Petrus, Jean Baptise Trương Vĩnh Ký , plus populairement connu sous le nom de Petrus Ký qui se désignait modestement sous l'appellation de Ô-Sĩ-TẤT (l'indigne lettré) et auquel l'Empereur Đồng-Khánh décerna le titre flatteur de Nam-Trung. N-S¸ (Homme de mérite du Sud et du Centre, éloigné des affaires) naquit le 6 décembre 1837 au village de Vĩnh-thành, canton de Minh-lý, huyền de Tân-minh, province de Vĩnh-long, en Cochinchine.
Dernier-né d'une famille de trois enfants, dont l'aînée, une fille, était morte en bas âge, il était fils d'un mandarin militaire du nom de TRƯƠNG CHÁNH THI. Ce père, il ne le connut, pour ainsi dire, pas; un an après sa naissance, ce dernier fut, en effet, envoyé en mission à la suite d'une ambassade annamite au Cambodge et y mourut.

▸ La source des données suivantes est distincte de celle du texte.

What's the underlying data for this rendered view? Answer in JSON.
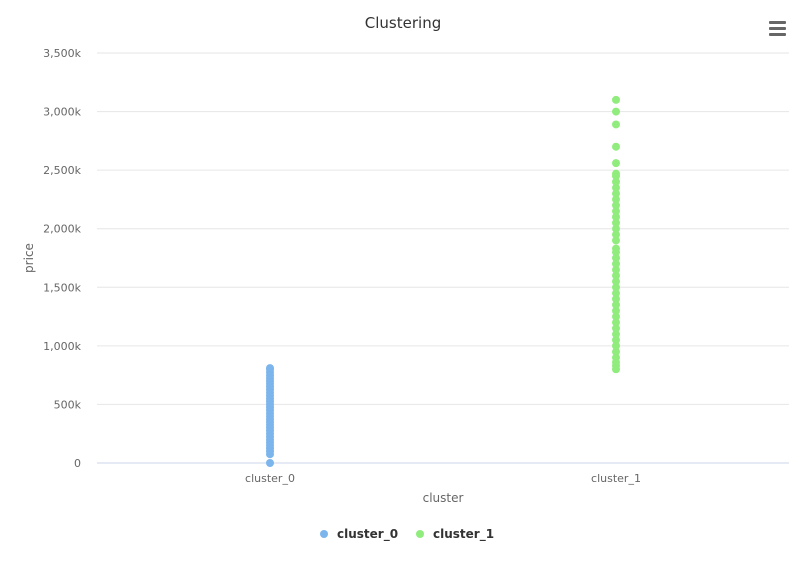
{
  "chart_data": {
    "type": "scatter",
    "title": "Clustering",
    "xlabel": "cluster",
    "ylabel": "price",
    "categories": [
      "cluster_0",
      "cluster_1"
    ],
    "ylim": [
      0,
      3500000
    ],
    "y_ticks": [
      "0",
      "500k",
      "1,000k",
      "1,500k",
      "2,000k",
      "2,500k",
      "3,000k",
      "3,500k"
    ],
    "grid": true,
    "legend_position": "bottom-center",
    "series": [
      {
        "name": "cluster_0",
        "color": "#7cb5ec",
        "category": "cluster_0",
        "values": [
          0,
          75000,
          100000,
          125000,
          150000,
          175000,
          200000,
          225000,
          250000,
          275000,
          300000,
          325000,
          350000,
          375000,
          400000,
          425000,
          450000,
          475000,
          500000,
          525000,
          550000,
          575000,
          600000,
          625000,
          650000,
          675000,
          700000,
          725000,
          750000,
          775000,
          800000,
          810000
        ]
      },
      {
        "name": "cluster_1",
        "color": "#90ed7d",
        "category": "cluster_1",
        "values": [
          800000,
          830000,
          860000,
          900000,
          950000,
          1000000,
          1050000,
          1100000,
          1150000,
          1200000,
          1250000,
          1300000,
          1350000,
          1400000,
          1450000,
          1500000,
          1550000,
          1600000,
          1650000,
          1700000,
          1750000,
          1800000,
          1830000,
          1900000,
          1950000,
          2000000,
          2050000,
          2100000,
          2150000,
          2200000,
          2250000,
          2300000,
          2350000,
          2400000,
          2450000,
          2470000,
          2560000,
          2700000,
          2890000,
          3000000,
          3100000
        ]
      }
    ]
  },
  "menu": {
    "icon": "hamburger-menu-icon"
  }
}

Depuis lors, l'enfant grandit entre un frère, d'un an à peine plus âgé que lui, et une mère vouée à leurs soins, dans la triste solitude d'un foyer que prématurément le malheur avait visité.
A cinq ans, Petrus Ký fut placé chez un professeur de caractères chinois du village.
Son intelligence étonnante et son amour précoce pour l'étude le firent aussitôt remarquer.
Quand il eut neuf ans et qu'il commença à se familiariser avec les classiques chinois, un prêtre annamite que son père avait sauvé des persécutions, insista auprès de sa mère pour qu'elle le lui confiât.
Une voie nouvelle s'ouvrit pour le jeune Trương : il se mit à apprendre le Quốc-Ngữ puis le latin et peu à peu s'initia aux secrets de la culture occidentale qu'avec la religion chrétienne, les missionnaires français venaient d'introduire en pays d'Annam.
C'est d'abord au noviciat de Cái-nhum qu'il fit l'apprentissage de sa nouvelle vie.
Au bout de deux ans de séjour dans cette formation, ses maîtres l'envoyèrent au Séminaire de Pinhalu, au Cambodge.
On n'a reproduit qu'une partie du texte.